Figure 7. CB₁Rs are closely associated to dopaminergic fibers

(A) Laser scanning confocal immunofluorescence with double-immunolabeling by polyclonal anti-CB₁-CT (red, Alexa fluor 594) and monoclonal anti-TH (green; Alexa fluor 488) antibodies. Image is the average of 31 confocal Z-sections (totaling 6.2 μm). (B) Magnification of the boxed area from A illustrates close association between CB₁Rs and dopaminergic fibers, compatible with presynaptic localization of CB₁Rs on the membrane of the varicosities (image is the average of 9 Z-sections, totaling 1.8 μm).

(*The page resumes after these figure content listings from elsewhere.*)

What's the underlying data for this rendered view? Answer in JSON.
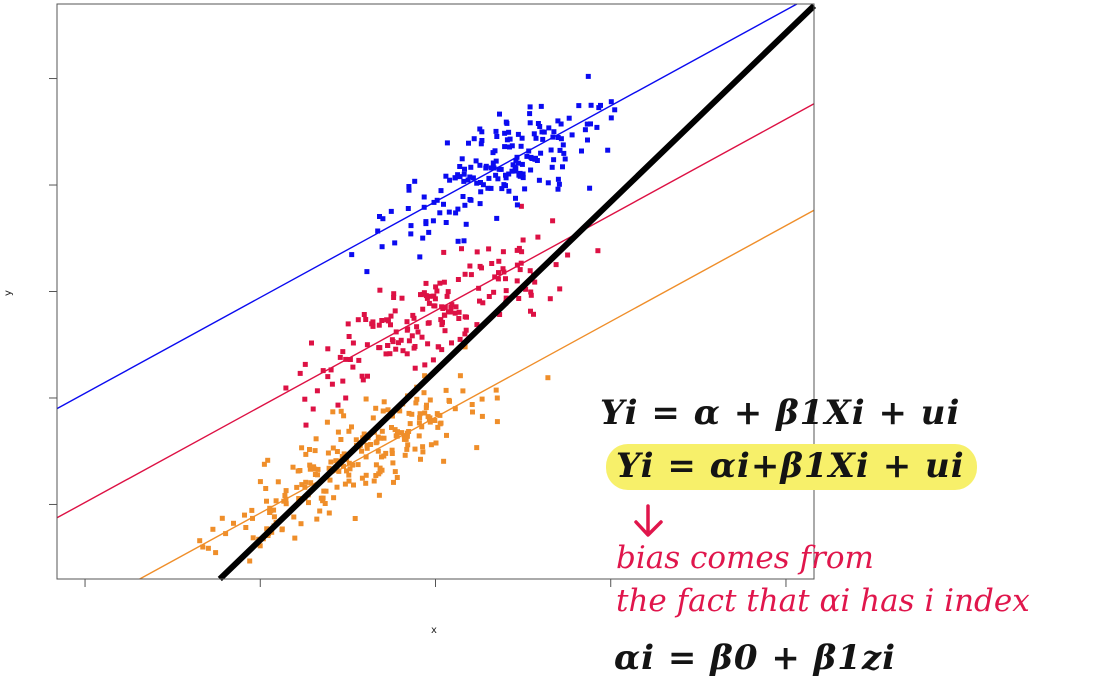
{
  "chart_data": {
    "type": "scatter",
    "xlabel": "x",
    "ylabel": "y",
    "xlim": [
      0,
      10.8
    ],
    "ylim": [
      0,
      10.8
    ],
    "x_ticks": [
      0.4,
      2.9,
      5.4,
      7.9,
      10.4
    ],
    "y_ticks": [
      1.4,
      3.4,
      5.4,
      7.4,
      9.4
    ],
    "x_tick_labels_shown": false,
    "y_tick_labels_shown": false,
    "grid": false,
    "series": [
      {
        "color": "#0b0bf0",
        "marker": "square",
        "points": 180,
        "x_center": 6.4,
        "x_sd": 1.15,
        "line": {
          "intercept": 3.2,
          "slope": 0.72
        }
      },
      {
        "color": "#dd1144",
        "marker": "square",
        "points": 180,
        "x_center": 5.3,
        "x_sd": 1.35,
        "line": {
          "intercept": 1.15,
          "slope": 0.72
        }
      },
      {
        "color": "#ef8e2a",
        "marker": "square",
        "points": 230,
        "x_center": 4.2,
        "x_sd": 1.45,
        "line": {
          "intercept": -0.85,
          "slope": 0.72
        }
      }
    ],
    "pooled_line": {
      "color": "#000000",
      "intercept": -2.95,
      "slope": 1.27
    }
  },
  "annotations": {
    "eq1": "Yi = α + β1Xi + ui",
    "eq2": "Yi = αi+β1Xi + ui",
    "note1": "bias comes from",
    "note2": "the fact that αi has i index",
    "eq3": "αi = β0 + β1zi"
  }
}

Figure 8. PKA phosphorylates connexin 35 in Club endings

(A) Polyclonal anti-Cx35/P110 antibody recognizes Cx35 as a pair of bands at 32–33 kDa (arrow, left lane, AP-) in membranes from a small area of goldfish hindbrain where M-cells are located. Labeling is lost in membranes digested with alkaline phosphatase (right lane, AP+). The high molecular weight phospho-proteins labeled non-specifically by the antibody are not associated with Cx35 (Kothmann et al., 2007). 50 μg/lane crude membrane protein. (B) Laser scanning confocal immunofluorescence of a single Club ending with double-labeling by polyclonal anti-Cx35/P110 (green, Alexa fluor 488), and monoclonal anti-Cx35/36 (mCx35; red, Alexa fluor 594) antibodies. Top: superimposition of individual mCx35 and Cx35-P images (bottom), average of 3 confocal Z-sections (totaling 1.5 μm). (C) Lower magnification image showing extensive co-localization at individual Club endings in a section of the M-cell lateral dendrite. A DIC image of this region is superimposed. (D) Model for endocannabinoid-mediated potentiation of electrical and chemical synaptic transmission at Club endings. Synaptic activity leads to mGluR activation paired with postsynaptic membrane depolarization, triggering endocannabinoid (eCB) release from the postsynaptic M-cell dendrite, which activates CB1Rs on dopaminergic fibers. CB₁R activation leads to dopamine release which, by activating postsynaptic D_1/5 receptors, increases PKA activity responsible for simultaneous potentiation of electrical (Cx35) and glutamatergic (GluR) synaptic transmission.